In the CREAM repository19, we provide the code to reproduce the dataset creation and the examples that can be used to facilitate the usage of the dataset. The code is provided in the source code folder. All source code is implemented in Python 3. The recorded electrical signals are stored in files in the format of HDF5 files. The HDF5 format is supported by most of the scientific computing libraries, such as Python (h5py/numpy/scipy), MATLAB (h5read), and R (rhdf5). The code snippet in Box 1 shows the usage of the h5py python library for extracting the data.

We provide the relevant metadata in HDF5 attributes within the individual files and the respective filenames, as documented in Table 6. While creating the HDF5 files, we have used the following widely supported filters: gzip compression, shuffle to improve the compression ratio, and Fletcher to add checksums to prevent the data from being corrupted. The repository contains examples of loading and pre-processing the CREAM data. Furthermore, we provide the labelling tools utilised to produce the labels, as outlined in Fig. 2 and as shown in 3. Therefore, the created labels can be reproduced independently. Moreover, the set of existing labels can be extended if necessary. In CREAM, we provide the raw measurements to avoid any bias caused by data pre-processing.
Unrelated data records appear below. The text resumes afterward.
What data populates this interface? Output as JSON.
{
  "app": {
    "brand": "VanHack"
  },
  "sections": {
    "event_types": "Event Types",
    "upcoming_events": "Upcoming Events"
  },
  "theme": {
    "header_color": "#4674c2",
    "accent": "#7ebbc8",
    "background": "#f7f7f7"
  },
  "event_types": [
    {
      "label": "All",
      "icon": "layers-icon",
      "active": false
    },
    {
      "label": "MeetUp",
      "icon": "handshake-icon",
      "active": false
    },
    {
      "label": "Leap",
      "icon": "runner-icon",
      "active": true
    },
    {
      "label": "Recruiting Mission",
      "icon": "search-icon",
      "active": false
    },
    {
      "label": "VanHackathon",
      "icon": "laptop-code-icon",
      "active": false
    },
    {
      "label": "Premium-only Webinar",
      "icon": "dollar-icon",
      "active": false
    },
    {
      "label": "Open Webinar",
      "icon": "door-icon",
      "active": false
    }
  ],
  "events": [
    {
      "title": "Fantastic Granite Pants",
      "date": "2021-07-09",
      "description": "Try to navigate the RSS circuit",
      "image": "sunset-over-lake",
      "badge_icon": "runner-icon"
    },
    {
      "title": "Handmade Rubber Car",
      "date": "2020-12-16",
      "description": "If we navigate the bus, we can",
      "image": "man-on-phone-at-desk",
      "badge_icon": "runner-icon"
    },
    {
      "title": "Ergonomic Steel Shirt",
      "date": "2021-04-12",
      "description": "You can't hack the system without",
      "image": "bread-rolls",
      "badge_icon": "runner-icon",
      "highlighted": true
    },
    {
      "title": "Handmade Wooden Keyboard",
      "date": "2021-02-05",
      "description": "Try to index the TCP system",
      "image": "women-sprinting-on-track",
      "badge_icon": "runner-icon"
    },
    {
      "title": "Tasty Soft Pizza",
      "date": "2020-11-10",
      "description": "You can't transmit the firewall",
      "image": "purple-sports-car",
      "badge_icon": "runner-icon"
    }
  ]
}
Despite that, we recommend applying two pre-processing steps for most of the potential analysis techniques. First, we recommend to calibrate the signals according to the calibration factors provided in the file metadata (see Table 6). Second, we suggest removing any DC-bias by subtracting the mean offset from each mains-cycle in the signal. We provide the implementations for both pre-processing steps in the repository, according to the instructions outlined in the BLOND repository20,21.